Key Findings Our integrated findings show that SMLs are largely influenced by network behaviour of SMFs, meaning sentiment of engagement as well as behavioural social media activities (i.e. likes and comments) are guiding what content SMLs post and how they brand themselves. All SMLs desire to establish a greater followership. SMFs are almost perceived as SMLs’ currency. Consequently, SMLs appear to go through a cognitive thought process of how to curate followership, in line with Grint (2010)’s notion of leaders existing only if they have followers. A fundamental element towards this is a continuous two-way dialogue with SMFs and reciprocity. Moreover, our integrated results support existing literature (Solis 2016) in suggesting that SMLs are able to establish a sense of intimacy by posting elements of their personal everyday lives.

We found that SMFs drive content and have a large contribution to SMLs’ activities. This particular finding demonstrates the active role SMFs play within the context of social media – an aspect that is largely ignored by existing literature. The SMLs-SMFs relationship can be said to be co-produced and co-constructed (Shamir, 2007), with SMLs interacting with their SMFs to ask for views and recommendations, as well as crucially thanking them and publishing content they ask to be posted.

Interestingly, our study found that there could be a dark side to followership, which can have negative repercussions for SMLs. SMLs are driven by an increased sense of confidence, generated by the number of likes and follows they gain. However, we found that despite being empowered through increased confidence, SMLs suffer from anxiety, social media fear and insecurity. Our interviews highlight the manner in which mental health issues can be triggered by SMFs themselves, who play an important role in shaping the direction SMLs take. However this in turn can have an impact on how authentic SMLs see themselves as being - which can create internal conflict. Gabriel (2011) concluded that “followers may love the leader, craving protection and support but they also resent and envy the leader”. In SMLs-SMFs context, it is not about resistance but about a continuous power shift within the relationship. Moreover, when power is shifted to SMFs, followership can take both a light (positive) and dark (negative) turn.

Limitations and Future Research Direction Despite integrating both followers and leaders perspectives within our research, we have used different samples within both phases of research. Further studies into power shifts are required to understand dynamics, antecedents, and outcomes within various scenarios.

Relevance / Importance to Conference Theme The study of followers as key components of the leadership process through their enactment of followership has been largely missed in the leadership literature. Our research demonstrates the social media context presents opportunities to investigate this further.

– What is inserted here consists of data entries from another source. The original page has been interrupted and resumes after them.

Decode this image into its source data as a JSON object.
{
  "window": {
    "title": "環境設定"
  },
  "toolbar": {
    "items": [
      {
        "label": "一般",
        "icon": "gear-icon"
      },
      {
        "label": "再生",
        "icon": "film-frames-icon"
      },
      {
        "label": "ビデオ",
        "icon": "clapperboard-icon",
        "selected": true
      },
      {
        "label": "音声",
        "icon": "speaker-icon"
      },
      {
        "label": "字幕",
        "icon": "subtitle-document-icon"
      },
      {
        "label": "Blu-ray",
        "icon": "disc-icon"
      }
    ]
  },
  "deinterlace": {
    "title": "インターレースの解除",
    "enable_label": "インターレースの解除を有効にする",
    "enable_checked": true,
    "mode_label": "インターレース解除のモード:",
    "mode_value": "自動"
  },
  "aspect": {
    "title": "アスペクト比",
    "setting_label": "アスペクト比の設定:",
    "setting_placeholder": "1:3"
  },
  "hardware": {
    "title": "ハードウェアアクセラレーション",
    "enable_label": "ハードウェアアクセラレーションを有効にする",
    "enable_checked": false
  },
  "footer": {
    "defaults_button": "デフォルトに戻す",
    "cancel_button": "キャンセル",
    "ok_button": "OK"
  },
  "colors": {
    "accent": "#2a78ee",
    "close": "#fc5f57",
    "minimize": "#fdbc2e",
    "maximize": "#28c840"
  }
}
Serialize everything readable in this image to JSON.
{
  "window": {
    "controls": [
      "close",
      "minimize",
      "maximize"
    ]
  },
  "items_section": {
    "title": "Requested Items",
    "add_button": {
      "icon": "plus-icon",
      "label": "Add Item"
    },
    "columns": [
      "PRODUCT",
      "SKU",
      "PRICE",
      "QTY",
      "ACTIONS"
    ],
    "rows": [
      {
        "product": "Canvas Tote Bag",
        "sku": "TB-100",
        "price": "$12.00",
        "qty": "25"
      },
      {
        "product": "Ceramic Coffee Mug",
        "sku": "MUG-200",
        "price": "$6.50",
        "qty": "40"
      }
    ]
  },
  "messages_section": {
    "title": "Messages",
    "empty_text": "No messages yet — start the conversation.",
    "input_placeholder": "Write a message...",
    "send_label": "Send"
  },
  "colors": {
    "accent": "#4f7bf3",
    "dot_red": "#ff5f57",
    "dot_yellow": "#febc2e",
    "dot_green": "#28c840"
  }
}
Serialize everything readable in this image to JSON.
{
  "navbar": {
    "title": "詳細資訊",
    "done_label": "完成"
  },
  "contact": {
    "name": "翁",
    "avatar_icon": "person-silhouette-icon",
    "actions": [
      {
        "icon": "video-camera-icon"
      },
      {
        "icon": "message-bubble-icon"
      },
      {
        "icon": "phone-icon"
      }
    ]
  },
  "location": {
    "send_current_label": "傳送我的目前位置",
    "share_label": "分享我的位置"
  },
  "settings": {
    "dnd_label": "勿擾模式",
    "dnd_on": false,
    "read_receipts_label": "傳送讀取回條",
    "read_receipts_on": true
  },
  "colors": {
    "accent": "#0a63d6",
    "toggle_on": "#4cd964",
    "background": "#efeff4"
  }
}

Followers often considered the individuals who lack the capacity to lead – Adidas slogan ‘ never follow’ is exemplary. We discovered that in the context of social media this is not true. SMLs-SMFs relationships are complex and represent various scenarios of power shifts with SMFs taking an active role in increasing SMLs’ power but also in destroying it. With this in mind, there is much more to be done in further understanding the role technology plays in leader-follower relationships and power shifts.